1920 yılı Kasım ayı başlarında Yahyalı’da adı geçen yolu kontrol altında tutacak 50 kişilik bir birlik oluşturuldu. Bu birliğin komuta kademesi, askerinin bir kısmı ile silah ve mühimmatını Niğde ‘den temin ediyordu.

Fransızların ilerleme ihtimalleri arttıkça bu yoldaki tahkimat ve alınan tedbirlerde artıyordu. Nitekim 20 nci Kolordu Komutanı A.Fuad Bey’in Çukurova Bölge Komutanı Kemal Bey’e verdiği emirde;

“Niğde Bölgesinde tertip edilen müfrezeler, kararlaştırıldığı gibi Karaisalı bölgesine gideceklerdir. Yahyalı’da bir nizamiye bölüğü ile milli müfrezeler, Sis dolaylarına hareket edeceklerdir...”Alınan bu tedbirlere rağmen, bazı Ermenilerin öncülük ettiği bir grup Fransız öncü birliği Ulupınar Köyü yakınlarındaki bir mağraya kadar ulaşabildiler ve burayı karakol yaparak bir müddet burada kalmaya çalıştılar. Bunu haber alan 41 nci Tümen Komutanlığı, Şükrü Efendi komutasındaki bir taburu bölgeye gönderdi. Anılan birlik Yahyalı’ya ulaşınca Ulucami yanındaki medreseyi kendisine karargah yaptı, çevre köyler, aşiretler ve Yahyalı ahalisini teşkilatlandırarak bir strateji hazırlamaya başladı. 41 nci Tümen Komutan Yardımcısı Yarbay Mümtaz Bey’in bölgeye gelip komutayı ele almasından hemen sonra başlayan çatışma kısa sürede başarıya ulaştı, düşman askeri imha edilmişti. Fransızlara yardım eden Ermenilerin pek çoğu bu çatışmada Fransızlarla birlikte muamele gördüler, geriye kalanlar ise bölgeyi terk ettiler.

Stratejik olarak bu askeri tedbirleri başarıyla uygulayan Niğde teşkilatı aynı zamanda bölgede meydana gelebilecek anarşik eşkıya hareketlerine karşı da icabeden tedbirleri aldı. Bu suretle Niğde ve civarında Türkiye geneli itibariyle yüksek bir ortalamada bulunan gayr-i müslimlerin olası taşkınlıkları ve iç isyanlarına karşı da gereken tedbirler alınmıştı.

Bilindiği üzere bu dönemde cephede eksikliği hissedilen yeğane şey, mühimmat ve erzak idi.

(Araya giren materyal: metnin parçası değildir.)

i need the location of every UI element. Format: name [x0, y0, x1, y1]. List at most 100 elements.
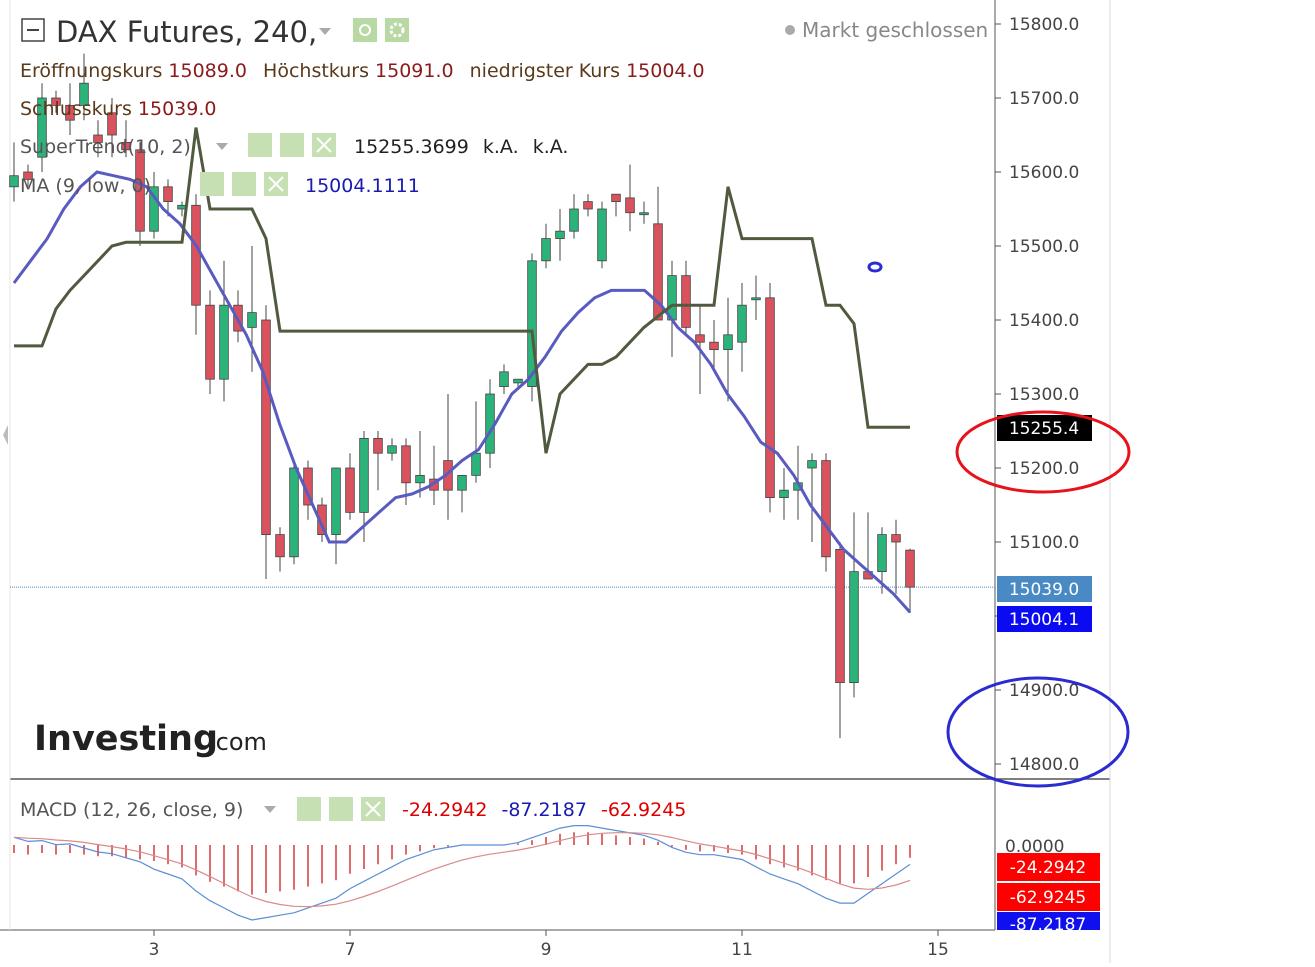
- candle-up: [149, 186, 159, 232]
- price-tick-label: 15700.0: [1009, 89, 1079, 109]
- gear-icon-glyph: [389, 22, 405, 38]
- candle-down: [835, 549, 845, 684]
- candle-down: [261, 319, 271, 536]
- chevron-down-icon[interactable]: [216, 143, 228, 150]
- macd-values: -24.2942 -87.2187 -62.9245: [402, 799, 686, 821]
- candle-up: [331, 467, 341, 535]
- open-label: Eröffnungskurs: [20, 60, 162, 82]
- candle-down: [905, 549, 915, 588]
- close-tag-bg: [997, 576, 1092, 602]
- eye-icon[interactable]: [297, 797, 321, 821]
- eye-icon[interactable]: [353, 18, 377, 42]
- ohlc-row: Eröffnungskurs 15089.0 Höchstkurs 15091.…: [20, 60, 705, 82]
- supertrend-extra2: k.A.: [533, 136, 569, 158]
- macd-histogram: [13, 832, 911, 895]
- candle-up: [219, 304, 229, 380]
- watermark-suffix: .com: [208, 728, 267, 756]
- candle-up: [485, 393, 495, 454]
- supertrend-tag-text: 15255.4: [1009, 419, 1079, 439]
- left-handle-icon[interactable]: [3, 425, 8, 445]
- candle-up: [723, 334, 733, 350]
- close-label: Schlusskurs: [20, 98, 132, 120]
- watermark-brand: Investing: [34, 719, 218, 759]
- candle-down: [93, 134, 103, 143]
- macd-hist-tag-text: -24.2942: [1010, 858, 1086, 878]
- candle-down: [681, 275, 691, 328]
- macd-signal-tag-text: -62.9245: [1010, 888, 1086, 908]
- candle-up: [527, 260, 537, 387]
- price-tick-label: 15600.0: [1009, 163, 1079, 183]
- supertrend-value: 15255.3699 k.A. k.A.: [354, 136, 568, 158]
- candle-up: [737, 304, 747, 343]
- macd-value-3: -62.9245: [601, 799, 686, 821]
- open-value: 15089.0: [168, 60, 247, 82]
- ohlc-legend: Eröffnungskurs 15089.0 Höchstkurs 15091.…: [20, 60, 705, 120]
- macd-line: [13, 825, 911, 921]
- price-tick-label: 15400.0: [1009, 311, 1079, 331]
- candle-up: [247, 312, 257, 328]
- candle-down: [275, 534, 285, 558]
- candle-up: [569, 208, 579, 232]
- supertrend-tag: 15255.4: [997, 415, 1092, 441]
- eye-icon[interactable]: [200, 172, 224, 196]
- ma-tag: 15004.1: [997, 606, 1092, 632]
- chevron-down-icon[interactable]: [264, 806, 276, 813]
- candle-down: [23, 171, 33, 180]
- price-tick-label: 15300.0: [1009, 385, 1079, 405]
- time-axis: 3 7 9 11 15: [149, 930, 949, 960]
- gear-icon[interactable]: [232, 172, 256, 196]
- candle-down: [163, 186, 173, 203]
- macd-line-tag-bg: [997, 912, 1100, 930]
- candle-down: [821, 460, 831, 558]
- candle-up: [513, 378, 523, 384]
- candle-down: [611, 193, 621, 202]
- candle-up: [597, 208, 607, 262]
- macd-legend: MACD (12, 26, close, 9) -24.2942 -87.218…: [20, 797, 686, 821]
- time-tick-label: 15: [927, 940, 949, 960]
- close-icon-glyph: [365, 801, 381, 817]
- macd-hist-tag: -24.2942: [997, 853, 1100, 881]
- macd-signal-tag: -62.9245: [997, 883, 1100, 911]
- blue-annotation-ellipse: [946, 676, 1130, 788]
- supertrend-value-text: 15255.3699: [354, 136, 469, 158]
- candle-up: [79, 82, 89, 106]
- signal-line: [13, 832, 911, 908]
- low-label: niedrigster Kurs: [470, 60, 620, 82]
- close-tag: 15039.0: [997, 576, 1092, 602]
- candle-down: [695, 334, 705, 343]
- gear-icon[interactable]: [329, 797, 353, 821]
- candle-up: [457, 474, 467, 491]
- gear-icon[interactable]: [385, 18, 409, 42]
- macd-line-tag-text: -87.2187: [1010, 915, 1086, 935]
- candle-up: [471, 452, 481, 476]
- price-tick-label: 15800.0: [1009, 15, 1079, 35]
- price-tick-label: 14900.0: [1009, 681, 1079, 701]
- price-tick-label: 15100.0: [1009, 533, 1079, 553]
- time-tick-label: 11: [731, 940, 753, 960]
- candle-up: [37, 97, 47, 158]
- candle-down: [191, 204, 201, 306]
- candle-down: [135, 149, 145, 232]
- chevron-down-icon[interactable]: [319, 28, 331, 35]
- close-icon-glyph: [268, 176, 284, 192]
- supertrend-label: SuperTrend(10, 2): [20, 136, 191, 158]
- candle-down: [709, 341, 719, 351]
- candle-down: [345, 467, 355, 513]
- ma-legend: MA (9, low, 0) 15004.1111: [20, 172, 420, 197]
- ma-tag-text: 15004.1: [1009, 610, 1079, 630]
- candle-up: [499, 371, 509, 387]
- candle-up: [779, 489, 789, 499]
- candle-up: [289, 467, 299, 558]
- macd-line-tag: -87.2187: [997, 912, 1100, 935]
- candle-up: [639, 212, 649, 216]
- candle-up: [555, 230, 565, 239]
- eye-icon-glyph: [359, 24, 371, 36]
- high-label: Höchstkurs: [263, 60, 369, 82]
- eye-icon[interactable]: [248, 133, 272, 157]
- time-tick-label: 9: [541, 940, 552, 960]
- candle-down: [891, 534, 901, 543]
- candle-up: [359, 437, 369, 513]
- gear-icon[interactable]: [280, 133, 304, 157]
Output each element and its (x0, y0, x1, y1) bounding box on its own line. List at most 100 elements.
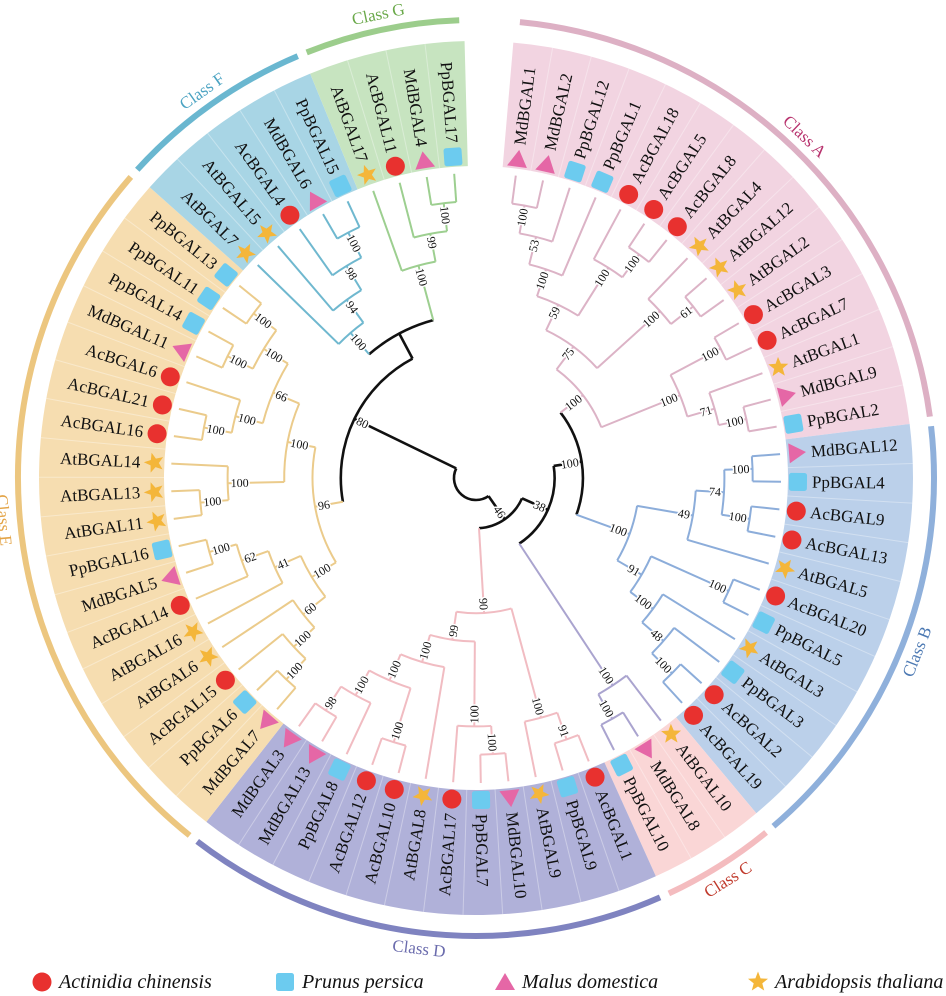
branch-line (417, 265, 435, 321)
bootstrap-value: 99 (446, 624, 462, 638)
leaf-separator (653, 734, 726, 838)
leaf-separator (207, 132, 285, 233)
circle-icon (667, 217, 687, 237)
star-icon (236, 243, 256, 264)
leaf-separator (83, 285, 197, 342)
branch-line (287, 440, 316, 449)
leaf-separator (696, 697, 786, 787)
square-icon (151, 539, 173, 561)
circle-icon (170, 595, 190, 615)
branch-arc (457, 724, 492, 728)
triangle-icon (788, 443, 806, 464)
branch-line (600, 394, 681, 429)
branch-line (200, 499, 229, 504)
branch-arc (478, 497, 524, 530)
branch-arc (456, 607, 512, 615)
branch-arc (545, 329, 598, 369)
bootstrap-value: 100 (621, 253, 643, 276)
branch-arc (686, 490, 697, 541)
branch-line (518, 205, 526, 234)
leaf-separator (423, 787, 440, 912)
branch-arc (368, 318, 434, 356)
class-arc (15, 174, 192, 838)
bootstrap-value: 100 (658, 390, 680, 410)
bootstrap-value: 74 (709, 484, 722, 499)
circle-icon (32, 972, 52, 992)
branch-line (353, 417, 457, 470)
branch-line (314, 500, 344, 508)
branch-line (285, 658, 307, 681)
bootstrap-value: 100 (343, 232, 364, 254)
square-icon (752, 611, 775, 634)
square-icon (610, 753, 633, 777)
branch-line (324, 686, 342, 711)
square-icon (182, 312, 205, 335)
leaf-separator (780, 384, 904, 413)
branch-line (592, 208, 622, 260)
legend-label: Prunus persica (301, 971, 424, 993)
branch-line (597, 693, 614, 720)
species-legend: Actinidia chinensis Prunus persica Malus d… (32, 971, 943, 993)
branch-arc (226, 466, 230, 501)
leaf-separator (383, 782, 412, 906)
leaf-separator (424, 43, 441, 169)
branch-arc (555, 368, 603, 428)
leaf-separator (701, 176, 794, 264)
circle-icon (385, 156, 405, 176)
star-icon (748, 971, 768, 991)
leaf-separator (308, 766, 358, 882)
branch-line (397, 745, 407, 774)
branch-line (398, 333, 414, 360)
square-icon (788, 472, 808, 492)
star-icon (529, 784, 550, 805)
leaf-separator (557, 56, 592, 178)
branch-line (487, 495, 506, 521)
triangle-icon (415, 151, 436, 170)
bootstrap-value: 100 (467, 705, 481, 723)
leaf-label: AtBGAL13 (60, 483, 141, 505)
leaf-separator (763, 308, 880, 359)
branch-line (687, 407, 715, 418)
star-icon (738, 638, 759, 659)
branch-line (747, 530, 776, 538)
branch-line (616, 559, 643, 576)
circle-icon (782, 530, 802, 550)
branch-line (421, 634, 432, 663)
branch-arc (518, 465, 556, 545)
branch-line (453, 173, 458, 203)
bootstrap-value: 100 (237, 410, 258, 428)
branch-line (298, 228, 334, 276)
branch-line (345, 265, 363, 291)
branch-line (673, 627, 720, 663)
branch-line (349, 332, 370, 355)
branch-arc (339, 357, 414, 503)
branch-line (173, 435, 203, 441)
circle-icon (619, 184, 639, 204)
branch-arc (261, 363, 289, 424)
branch-line (195, 575, 249, 600)
branch-line (636, 504, 694, 517)
branch-line (227, 355, 254, 370)
triangle-icon (507, 149, 527, 168)
star-icon (726, 280, 747, 301)
class-arc (195, 838, 662, 939)
leaf-separator (787, 495, 913, 504)
branch-line (555, 346, 575, 371)
branch-arc (283, 403, 301, 483)
branch-line (725, 346, 753, 361)
branch-line (238, 633, 284, 671)
branch-line (641, 621, 665, 642)
branch-line (203, 426, 232, 434)
leaf-separator (635, 102, 701, 211)
branch-line (473, 641, 476, 727)
branch-line (577, 734, 590, 762)
bootstrap-value: 100 (724, 413, 745, 431)
branch-line (621, 253, 640, 278)
branch-line (442, 203, 449, 232)
branch-line (625, 674, 662, 722)
branch-line (510, 608, 543, 718)
legend-item: Malus domestica (495, 971, 658, 993)
circle-icon (356, 771, 376, 791)
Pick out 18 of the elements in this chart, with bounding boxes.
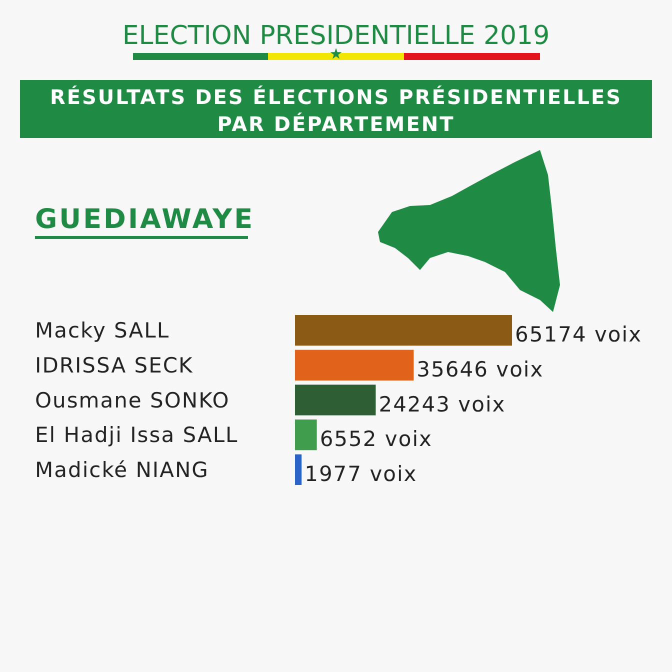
y-tick-label: Madické NIANG [35,458,209,482]
data-label: 35646 voix [416,358,544,382]
data-label: 65174 voix [515,322,642,347]
y-tick-label: IDRISSA SECK [35,354,194,378]
data-label: 1977 voix [304,462,418,486]
data-label: 6552 voix [320,427,432,452]
bar [295,315,512,346]
data-label: 24243 voix [378,392,506,416]
y-tick-label: El Hadji Issa SALL [35,423,238,448]
bar [295,420,317,450]
bar [295,350,414,380]
chart-title: ELECTION PRESIDENTIELLE 2019 [122,21,550,51]
chart-subtitle: RÉSULTATS DES ÉLECTIONS PRÉSIDENTIELLES PAR DÉPARTEMENT [50,85,622,136]
y-tick-label: Macky SALL [35,318,170,343]
text: GUEDIAWAYE [35,204,255,235]
bar [295,384,376,416]
bar [295,454,302,485]
y-tick-label: Ousmane SONKO [35,388,230,412]
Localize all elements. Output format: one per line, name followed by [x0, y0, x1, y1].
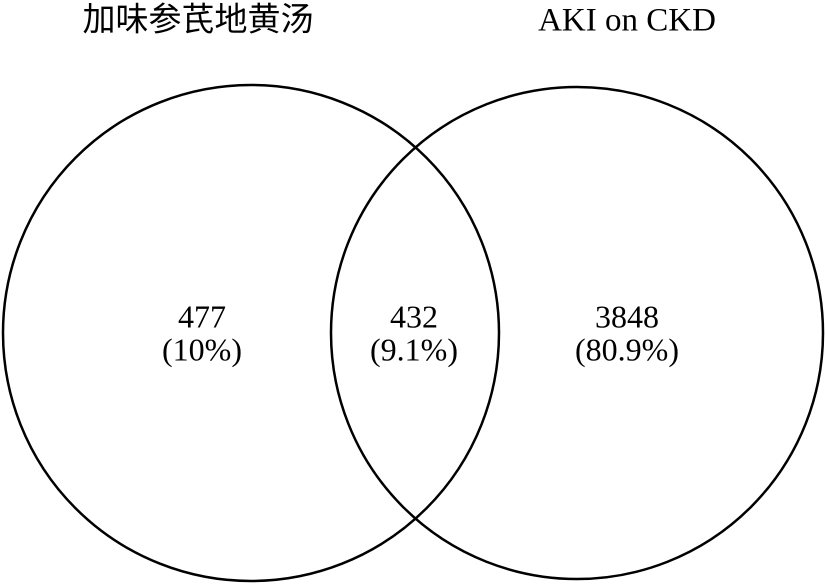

Bunların temini hususunda Büyük Millet Meclisi tarafından ilan edilen Tekalif-i Milliye Kanunu herkesin malumudur. Bu büyük ihtiyaç, bütün yurt çapında hamiyetperver insanlarımız tarafından karşılanmaya çalışıldı. Bu hususta da Niğde üzerine düşen vazifeyi hakkıyla yerine getirdi. Gıda maddeleri olarak özellikle buğday, arpa, baklagiller, soğan vs. gibi temel besin maddeleri ihtiyaç duyulan yerlere gönderildi. Niğde’den yapılan bu hayiti destek Mustafa Kemal tarafından yollanan takdirnamelerle ödüllendirilmiştir.

Niğde’den yapılan lojistik destek sadece gıda maddeleriyle sınırlı kalmadı. Nakil Vasıtaları, araç-gereç ve giyecek maddeleriyle de devam etti. Niğde’nin yetiştirdiği emekli veya terhis olmuş subay, er vs. askerlerde gönüllü birlikler olarak Batı ve Adana cephelerinde vuruşmuşlardır. Niğde, gerek Heyet-i Temsiliye döneminde, gerekse Büyük Millet Meclisi döneminde Anadolu hareketini gönülden desteklemiş ve bu desteğini Sivas ve Ankara’ya gönderdiği delegelerle de ispatlamıştır.

Atatürk Niğde'de

Çok sevdiğini ve arzuladığını defalarca dile getirmesine rağmen Atatürk, Niğde'ye bir kez teşrif etmiştir. Onu Niğde'ye getirmek için yapılan teşebbüsler Cumhuriyet’in hemen ilk yıllarına rastlamaktadır.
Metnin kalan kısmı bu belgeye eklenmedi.